<인공신경망>02. Perceptron 구성 및 학습

박서연·2023년 3월 25일

인공신경망

목록 보기

1/13

📌 1. The perceptron

🔸 이전에 배운 모델에서는 로직 연산은 가능하지만 실제 뉴런에서 나타나는 신호가 지속적으로 들어와 threshold를 넘었을 때 출력을 내보내는 모델은 포함하지 않았음
🔸 입력 노드는 x1, x2, x3

1. Simple model (Frank Rosenblatt)

🔸 thresholding 동작을 하는 unit을 포함하는 모델 생성

1) Linear threshold unit(LTU): the inputs and output are now numbers (instead of binary values) and each input connection is associated with a weight

🔸 이전에 배운 모델에서는 input으로 0과 1의 binary 값만 가져올 수 있었는데 Rosenblatt에서는 input과 output으로 임의의 값 numbers을 가질 수 있음
🔸 각각의 input은 가중치 weight를 가지고 들어오도록 설계

weight
: 입력값이 들어올 때 가중치를 가지고 들어오면서 x1w1이 입력으로 돌아옴
ex. w1이 1일 경우 x1이 들어가고, w1이 0.5일 경우 x1의 절반에 해당하는 값이 들어가고, w1이 2일 경우 x1의 2배에 해당하는 값이 들어감

2) z = w1x1 + w2x2 + ... + wnxn = w^T * x

🔸 z는 weighted sum으로 output 함수에 들어갈 값
🔸 w1x1은 w1과 x1의 곱
vector로 표현하면 w^T와 x의 scalar product

3) applies a step function: hw(x) = step(z) = step(w^T * x)

🔸 input은 number지만, step function을 거친 출력값 output은 반드시 0 또는 1 혹은 -1 또는 0 또는 1
🔸 step function 종류
1. heaviside function
output이 0 또는 1
2. sign function
output이 -1 또는 0 또는 +1

4) positive class for above threshold; otherwise, negative class

🔸 (heaviside function 사용 기준) binary classification 사용할 경우, threshold보다 클 경우 positive class(1 출력), 아닐 경우 negative class(0 출력)

5) Ex.
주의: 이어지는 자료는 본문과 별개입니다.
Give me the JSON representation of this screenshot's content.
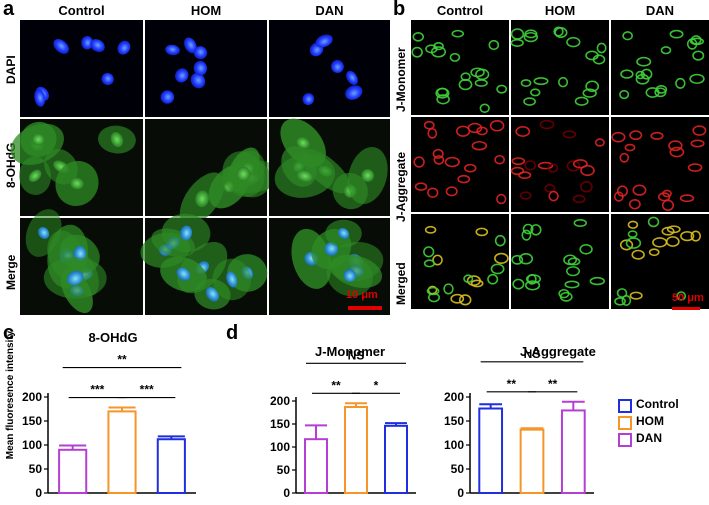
{
  "panels": {
    "a": {
      "letter": "a",
      "columns": [
        "Control",
        "HOM",
        "DAN"
      ],
      "rows": [
        "DAPI",
        "8-OHdG",
        "Merge"
      ],
      "scale_bar": "10 μm"
    },
    "b": {
      "letter": "b",
      "columns": [
        "Control",
        "HOM",
        "DAN"
      ],
      "rows": [
        "J-Monomer",
        "J-Aggregate",
        "Merged"
      ],
      "scale_bar": "50 μm"
    },
    "c": {
      "letter": "c"
    },
    "d": {
      "letter": "d"
    }
  },
  "legend": [
    {
      "name": "Control",
      "color": "#1f2fe0"
    },
    {
      "name": "HOM",
      "color": "#f5952a"
    },
    {
      "name": "DAN",
      "color": "#b43fd3"
    }
  ],
  "colors": {
    "control": "#1f2fe0",
    "hom": "#f5952a",
    "dan": "#b43fd3",
    "scale_bar": "#e00000"
  },
  "chart_data": [
    {
      "type": "bar",
      "title": "8-OHdG",
      "ylabel": "Mean fluoresence intensity",
      "ylim": [
        0,
        200
      ],
      "yticks": [
        "0",
        "50",
        "100",
        "150",
        "200"
      ],
      "categories": [
        "DAN",
        "HOM",
        "Control"
      ],
      "values": [
        90,
        170,
        112
      ],
      "errors": [
        9,
        8,
        6
      ],
      "colors": [
        "#b43fd3",
        "#f5952a",
        "#1f2fe0"
      ],
      "significance": [
        {
          "from": 0,
          "to": 1,
          "label": "***"
        },
        {
          "from": 1,
          "to": 2,
          "label": "***"
        },
        {
          "from": 0,
          "to": 2,
          "label": "**"
        }
      ]
    },
    {
      "type": "bar",
      "title": "J-Monomer",
      "ylabel": "",
      "ylim": [
        0,
        200
      ],
      "yticks": [
        "0",
        "50",
        "100",
        "150",
        "200"
      ],
      "categories": [
        "DAN",
        "HOM",
        "Control"
      ],
      "values": [
        117,
        187,
        146
      ],
      "errors": [
        30,
        8,
        6
      ],
      "colors": [
        "#b43fd3",
        "#f5952a",
        "#1f2fe0"
      ],
      "significance": [
        {
          "from": 0,
          "to": 1,
          "label": "**"
        },
        {
          "from": 1,
          "to": 2,
          "label": "*"
        },
        {
          "from": 0,
          "to": 2,
          "label": "NS"
        }
      ]
    },
    {
      "type": "bar",
      "title": "J-Aggregate",
      "ylabel": "",
      "ylim": [
        0,
        200
      ],
      "yticks": [
        "0",
        "50",
        "100",
        "150",
        "200"
      ],
      "categories": [
        "Control",
        "HOM",
        "DAN"
      ],
      "values": [
        176,
        132,
        172
      ],
      "errors": [
        9,
        3,
        18
      ],
      "colors": [
        "#1f2fe0",
        "#f5952a",
        "#b43fd3"
      ],
      "significance": [
        {
          "from": 0,
          "to": 1,
          "label": "**"
        },
        {
          "from": 1,
          "to": 2,
          "label": "**"
        },
        {
          "from": 0,
          "to": 2,
          "label": "NS"
        }
      ]
    }
  ]
}
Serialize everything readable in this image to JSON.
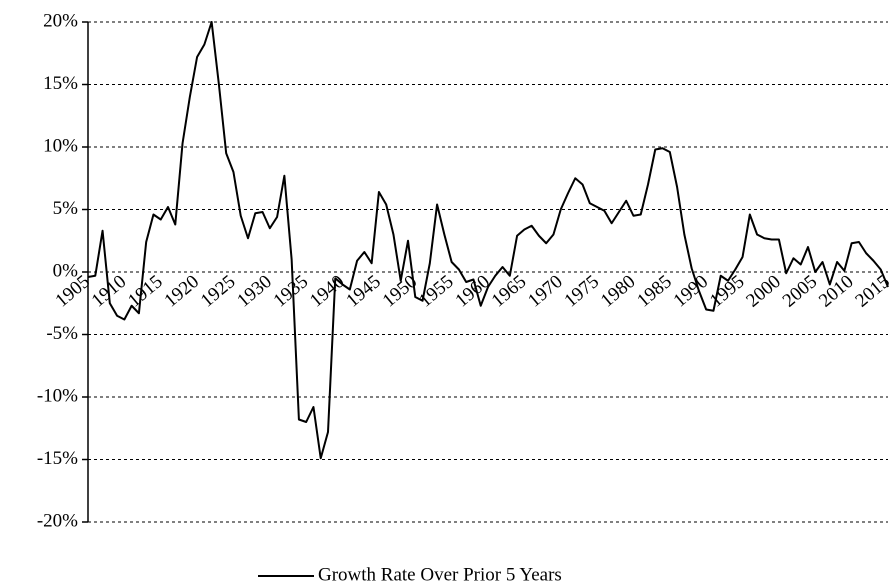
{
  "chart_data": {
    "type": "line",
    "x": [
      1905,
      1906,
      1907,
      1908,
      1909,
      1910,
      1911,
      1912,
      1913,
      1914,
      1915,
      1916,
      1917,
      1918,
      1919,
      1920,
      1921,
      1922,
      1923,
      1924,
      1925,
      1926,
      1927,
      1928,
      1929,
      1930,
      1931,
      1932,
      1933,
      1934,
      1935,
      1936,
      1937,
      1938,
      1939,
      1940,
      1941,
      1942,
      1943,
      1944,
      1945,
      1946,
      1947,
      1948,
      1949,
      1950,
      1951,
      1952,
      1953,
      1954,
      1955,
      1956,
      1957,
      1958,
      1959,
      1960,
      1961,
      1962,
      1963,
      1964,
      1965,
      1966,
      1967,
      1968,
      1969,
      1970,
      1971,
      1972,
      1973,
      1974,
      1975,
      1976,
      1977,
      1978,
      1979,
      1980,
      1981,
      1982,
      1983,
      1984,
      1985,
      1986,
      1987,
      1988,
      1989,
      1990,
      1991,
      1992,
      1993,
      1994,
      1995,
      1996,
      1997,
      1998,
      1999,
      2000,
      2001,
      2002,
      2003,
      2004,
      2005,
      2006,
      2007,
      2008,
      2009,
      2010,
      2011,
      2012,
      2013,
      2014,
      2015
    ],
    "series": [
      {
        "name": "Growth Rate Over Prior 5 Years",
        "color": "#000000",
        "values": [
          -0.4,
          -0.3,
          3.3,
          -2.5,
          -3.5,
          -3.8,
          -2.7,
          -3.3,
          2.4,
          4.6,
          4.2,
          5.2,
          3.8,
          10.3,
          14,
          17.2,
          18.2,
          20,
          15,
          9.5,
          8,
          4.5,
          2.7,
          4.7,
          4.8,
          3.5,
          4.4,
          7.7,
          1,
          -11.8,
          -12,
          -10.8,
          -14.9,
          -12.8,
          -0.5,
          -1,
          -1.4,
          0.9,
          1.6,
          0.7,
          6.4,
          5.4,
          3,
          -0.7,
          2.5,
          -2,
          -2.3,
          0.7,
          5.4,
          3,
          0.8,
          0.2,
          -0.8,
          -0.6,
          -2.7,
          -1.2,
          -0.3,
          0.4,
          -0.3,
          2.9,
          3.4,
          3.7,
          2.9,
          2.3,
          3,
          5,
          6.3,
          7.5,
          7,
          5.5,
          5.2,
          4.9,
          3.9,
          4.8,
          5.7,
          4.5,
          4.6,
          7,
          9.8,
          9.9,
          9.6,
          6.8,
          3,
          0.3,
          -1.5,
          -3,
          -3.1,
          -0.3,
          -0.7,
          0.2,
          1.2,
          4.6,
          3,
          2.7,
          2.6,
          2.6,
          -0.1,
          1.1,
          0.6,
          2,
          0,
          0.8,
          -1,
          0.8,
          0.1,
          2.3,
          2.4,
          1.5,
          0.9,
          0.2,
          -1.2
        ]
      }
    ],
    "xlim": [
      1905,
      2015
    ],
    "xticks": [
      1905,
      1910,
      1915,
      1920,
      1925,
      1930,
      1935,
      1940,
      1945,
      1950,
      1955,
      1960,
      1965,
      1970,
      1975,
      1980,
      1985,
      1990,
      1995,
      2000,
      2005,
      2010,
      2015
    ],
    "ylim": [
      -20,
      20
    ],
    "yticks": [
      {
        "value": -20,
        "label": "-20%"
      },
      {
        "value": -15,
        "label": "-15%"
      },
      {
        "value": -10,
        "label": "-10%"
      },
      {
        "value": -5,
        "label": "-5%"
      },
      {
        "value": 0,
        "label": "0%"
      },
      {
        "value": 5,
        "label": "5%"
      },
      {
        "value": 10,
        "label": "10%"
      },
      {
        "value": 15,
        "label": "15%"
      },
      {
        "value": 20,
        "label": "20%"
      }
    ],
    "grid": true,
    "legend": "bottom"
  }
}
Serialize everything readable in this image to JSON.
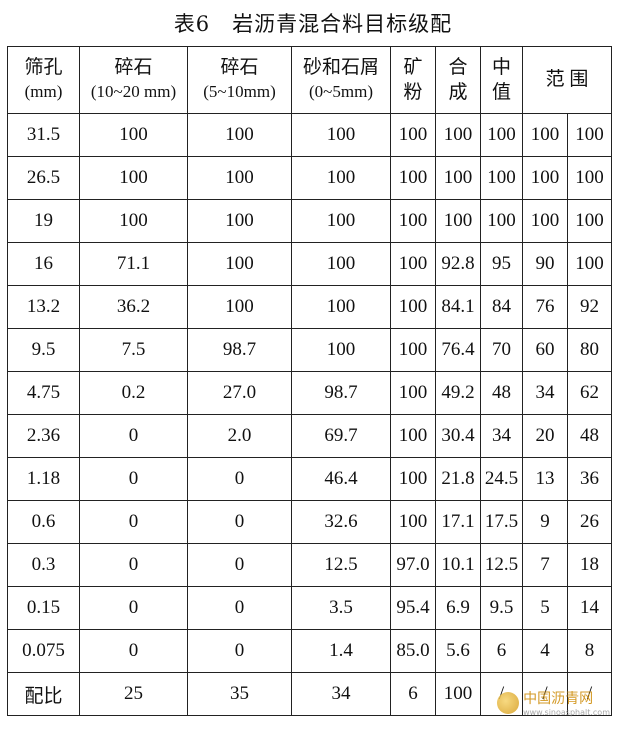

Iris classification based on the petal length and width

6) Training LTU: finding the right values for w1,w2, and w3

🔸 LTU를 학습시킨다는 것은 정확한 weight w1,w2,w3를 찾는 것
🔸 학습이 완료된 LTU는 고정된 weight를 가지고 새로운 x1,x2,x3가 입력으로 들어가면 weighted sum을 구해 step function을 거쳐 output을 출력

2. Single layer LTUs

🔸 LTU를 한 층만 사용

1) Fully connected (or dense) layer

🔸 입력층과 LTU는 fully connected layer를 가짐

2) Input neuron: feed inputs

🔸 input neuron이 input값을 넣어줌
🔸 input layer에서 x1,x2,x3가 입력 neuron

3) Bias neuron: outputs 1 all the time

🔸 입력과는 별개로 1이라는 값을 가진 항상 고정된 뉴런 존재
🔸 입력처럼 모든 LTU에 입력으로 추가됨

🔸 input layer는 입력값(X1,X2)과 bias neuron으로 구성. 입력이 n개면 입력 layer는 bias neuron까지 포함해 총 (n+1)개의 neuron 가짐
🔸 fully connected라는 것은 각각의 입력 neuron(입력뉴런에 bias는 포함X)이 모든 LTU layer에 입력을 공급 + bias도 모든 LTU layer에 입력 공급, Input layer의 모든 노드가 LTU layer의 모든 노드가 서로 모두 연결 => fully connected network
🔸 multi-output : LTU layer에 뉴런이 여러개 존재 => 여러 개의 출력 가능

4) Multi-output classifier

🔸 위 그림 사용
ex. two inputs and three outputs
🔸 동시에 3개의 class 구분가능
🔸 만약 output에 1이 여러개 존재할 경우, 3개의 class가 아니라 LTU 각각이 별개의 binary classifier로 사용한것
🔸 Perceptron을 수학적 모델로 표현한 것

🔹 XW+b는 앞에서 말한 z를 의미
🔹 b는 bias neuron에 주어지는 가중치
🔹 pi가 activation function이고 heaviside 또는 sign function이 될 수도 있음

💡 LTU 하나가 perceptron
💡 perceptron을 학습시킨다는 것은 적절한 w와 b값을 찾는것

📌 2. Perceptron training

🔸 Perceptron training은 적절한 w와 b값을 찾는 것

1. Inspired by Hebbian learning (or Hebb's rule)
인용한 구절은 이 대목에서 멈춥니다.